Scientists using hi-tech body scanners have discovered that people with more symmetrical bodies are more attractive to the opposite sex.
The research backs up previous findings that symmetrically proportioned faces are more attractive and suggests that our brains are hard-wired to find symmetry sexy in a potential partner. In our evolutionary past, symmetry may have been an honest signal of flawless development and health.
“It is widely believed that human beings are attracted to one another as a result of genotype and phenotype quality – in other words, their prospect as a mate who will yield higher quality offspring for the chooser,” said Dr William Brown, an evolutionary psychologist at Brunel University who led the study.
“Your body proportions, shape and stature are signals that conspicuously advertise your good development or health and therefore the degree to which you are a desirable reproductive partner. In many species fewer departures from perfect symmetry are associated with good development, health and reproductive success.”
The theory is that disturbances in the womb, infections, poor nutrition and genetic flaws all increase your degree of asymmetry and so good proportions are an honest indication of healthy development and hence a partner’s ability to produce healthy children.

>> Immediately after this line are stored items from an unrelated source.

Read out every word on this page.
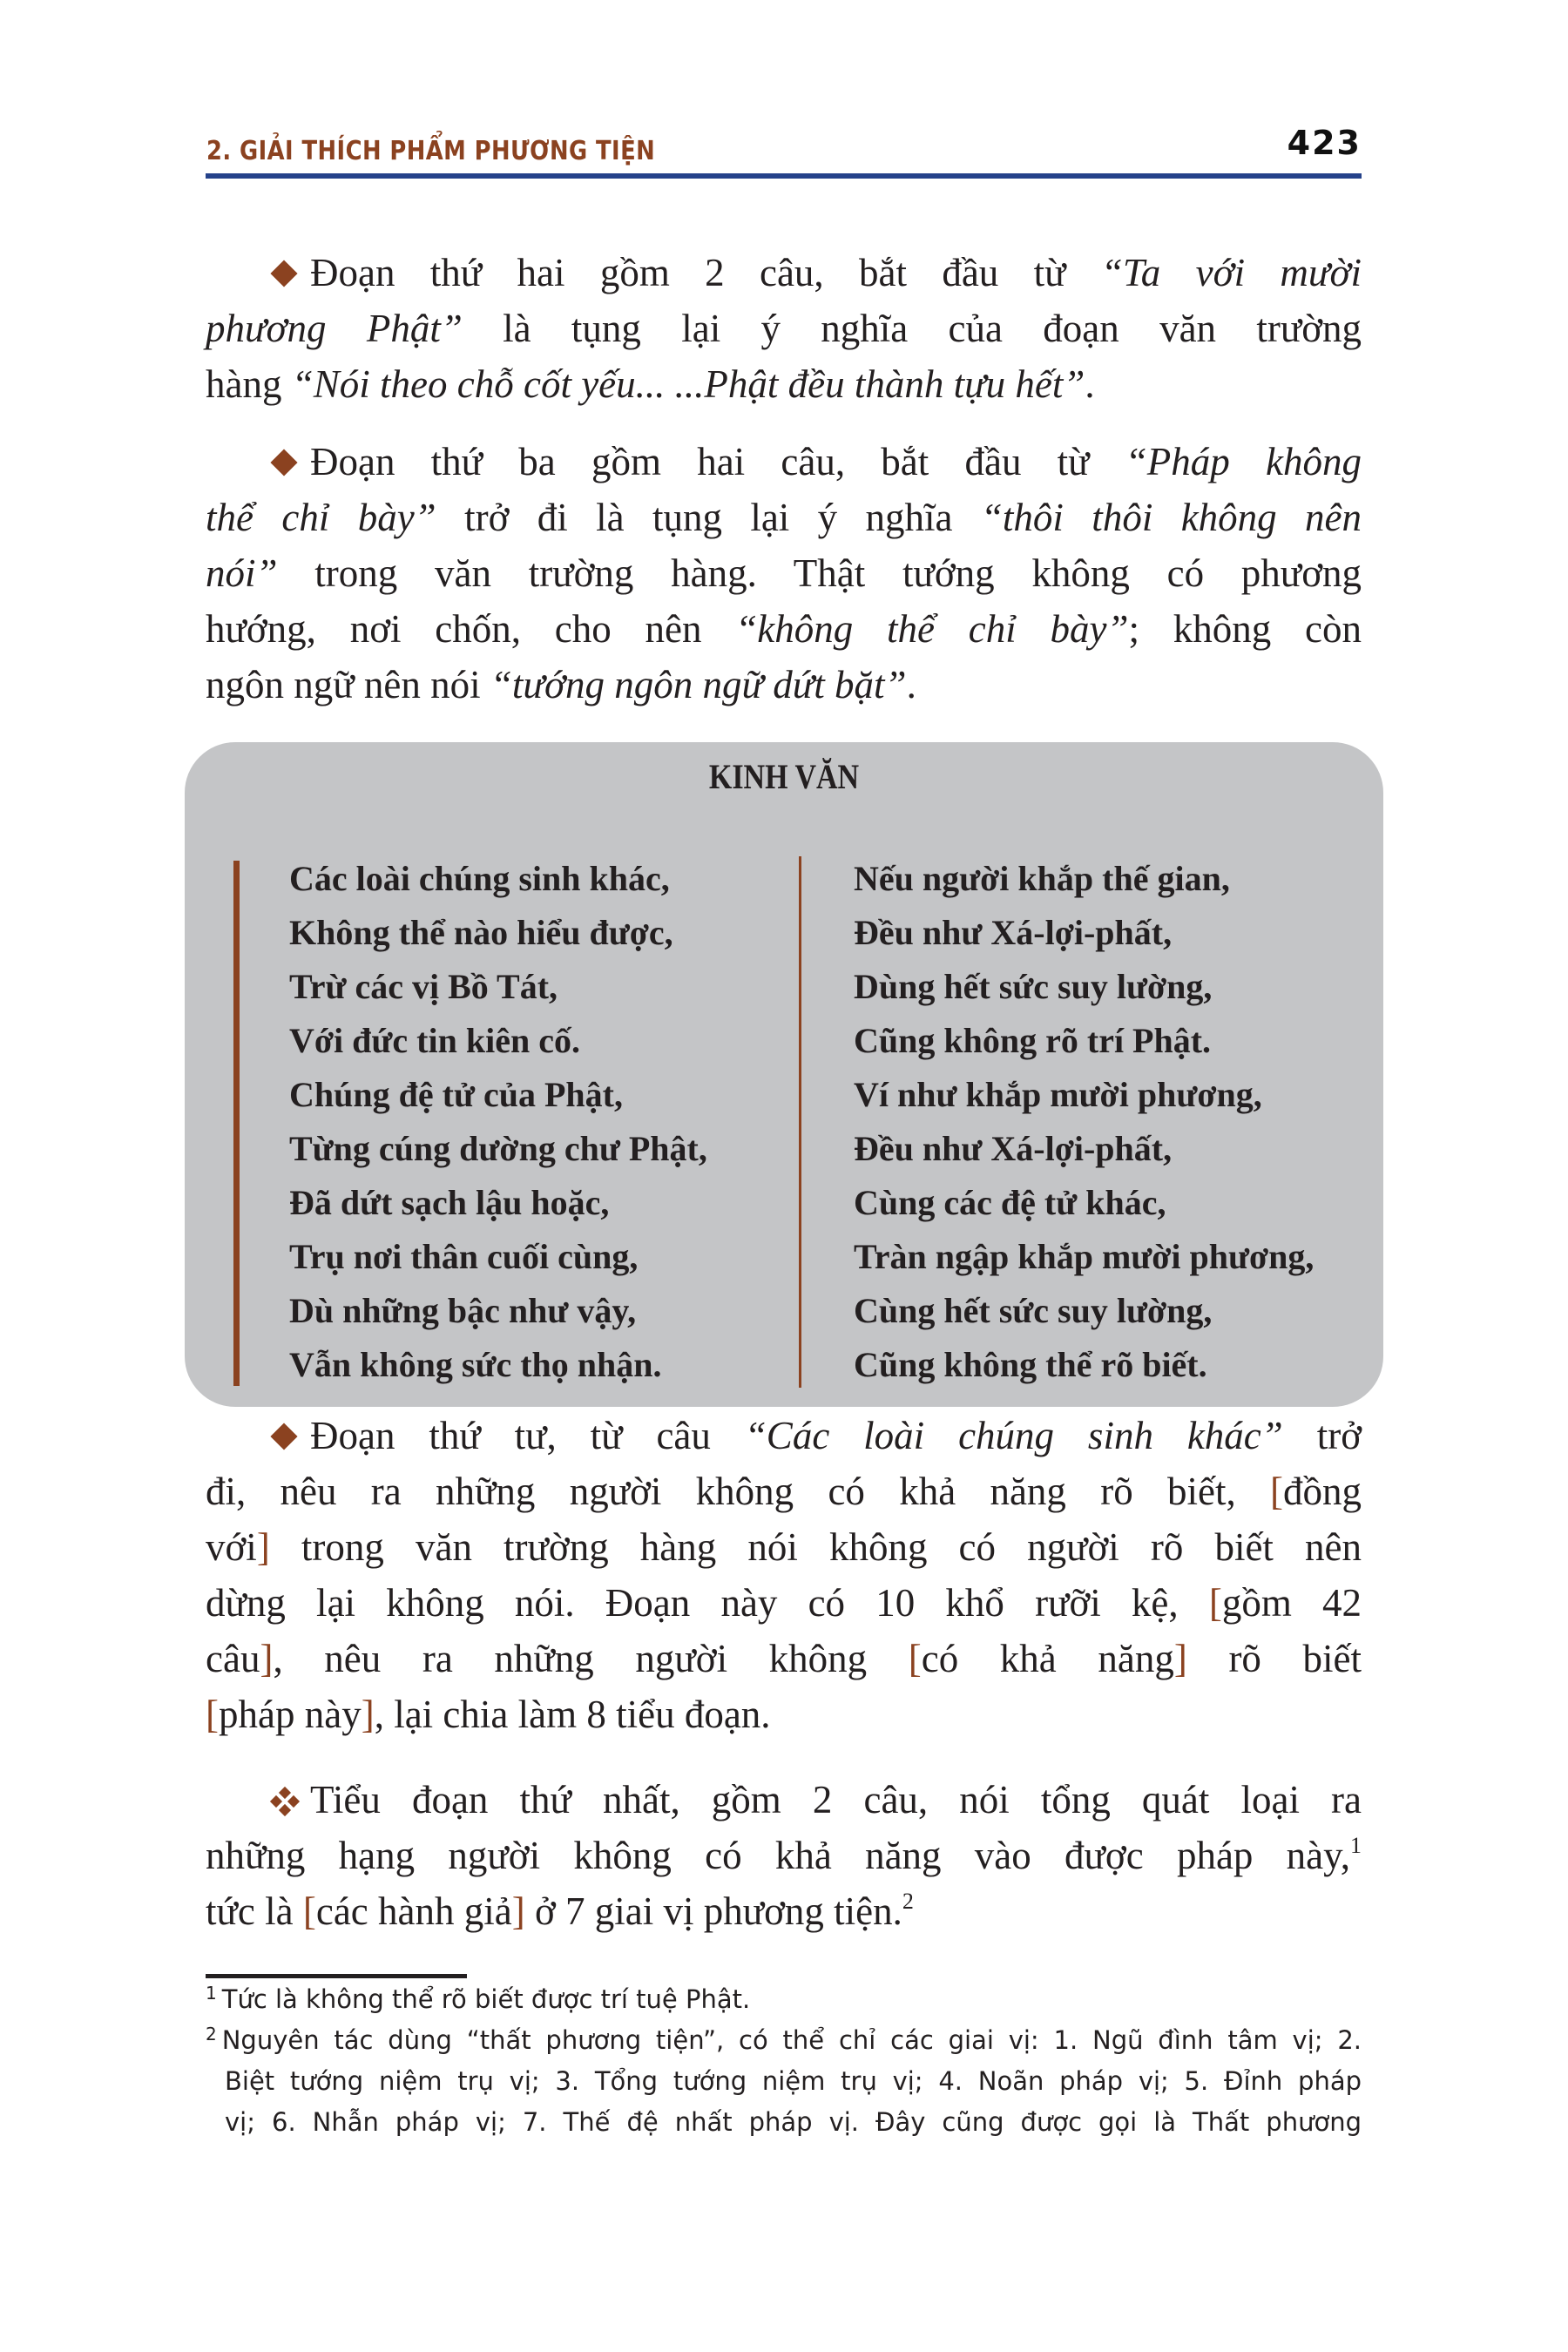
2. GIẢI THÍCH PHẨM PHƯƠNG TIỆN	423
Đoạn thứ hai gồm 2 câu, bắt đầu từ “Ta với mười
phương Phật” là tụng lại ý nghĩa của đoạn văn trường
hàng “Nói theo chỗ cốt yếu... ...Phật đều thành tựu hết”.
Đoạn thứ ba gồm hai câu, bắt đầu từ “Pháp không
thể chỉ bày” trở đi là tụng lại ý nghĩa “thôi thôi không nên
nói” trong văn trường hàng. Thật tướng không có phương
hướng, nơi chốn, cho nên “không thể chỉ bày”; không còn
ngôn ngữ nên nói “tướng ngôn ngữ dứt bặt”.
KINH VĂN
Các loài chúng sinh khác,
Không thể nào hiểu được,
Trừ các vị Bồ Tát,
Với đức tin kiên cố.
Chúng đệ tử của Phật,
Từng cúng dường chư Phật,
Đã dứt sạch lậu hoặc,
Trụ nơi thân cuối cùng,
Dù những bậc như vậy,
Vẫn không sức thọ nhận.
Nếu người khắp thế gian,
Đều như Xá-lợi-phất,
Dùng hết sức suy lường,
Cũng không rõ trí Phật.
Ví như khắp mười phương,
Đều như Xá-lợi-phất,
Cùng các đệ tử khác,
Tràn ngập khắp mười phương,
Cùng hết sức suy lường,
Cũng không thể rõ biết.
Đoạn thứ tư, từ câu “Các loài chúng sinh khác” trở
đi, nêu ra những người không có khả năng rõ biết, [đồng
với] trong văn trường hàng nói không có người rõ biết nên
dừng lại không nói. Đoạn này có 10 khổ rưỡi kệ, [gồm 42
câu], nêu ra những người không [có khả năng] rõ biết
[pháp này], lại chia làm 8 tiểu đoạn.
Tiểu đoạn thứ nhất, gồm 2 câu, nói tổng quát loại ra
những hạng người không có khả năng vào được pháp này,$^1$
tức là [các hành giả] ở 7 giai vị phương tiện.$^2$
$^1$ Tức là không thể rõ biết được trí tuệ Phật.
$^2$ Nguyên tác dùng “thất phương tiện”, có thể chỉ các giai vị: 1. Ngũ đình tâm vị; 2.
Biệt tướng niệm trụ vị; 3. Tổng tướng niệm trụ vị; 4. Noãn pháp vị; 5. Đỉnh pháp
vị; 6. Nhẫn pháp vị; 7. Thế đệ nhất pháp vị. Đây cũng được gọi là Thất phương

Brown’s team asked 40 men and 37 women to strip down to their underwear and enter a 24-camera body scanner. The device rapidly takes hundreds of measurements of the subject’s body allowing the researchers to build up a 3D image. They also calculated a composite measure of symmetry from the hundreds of minute symmetry differences recorded by the cameras.
The team showed each of these images to 87 evaluators who rated them for attractiveness. The researchers were particularly interested in how body asymmetry would affect the ratings, so to avoid adding another factor to the evaluators’ decision, the team presented each image with the head of the subject removed.
The evaluators preferred more symmetrical body shapes in both men and women. “They are choosing individuals who would have evidence for good development which means that maybe their offspring would be more healthy and have good development as well,” said Brown.
The results are reported in the Proceedings of the National Academy of Sciences.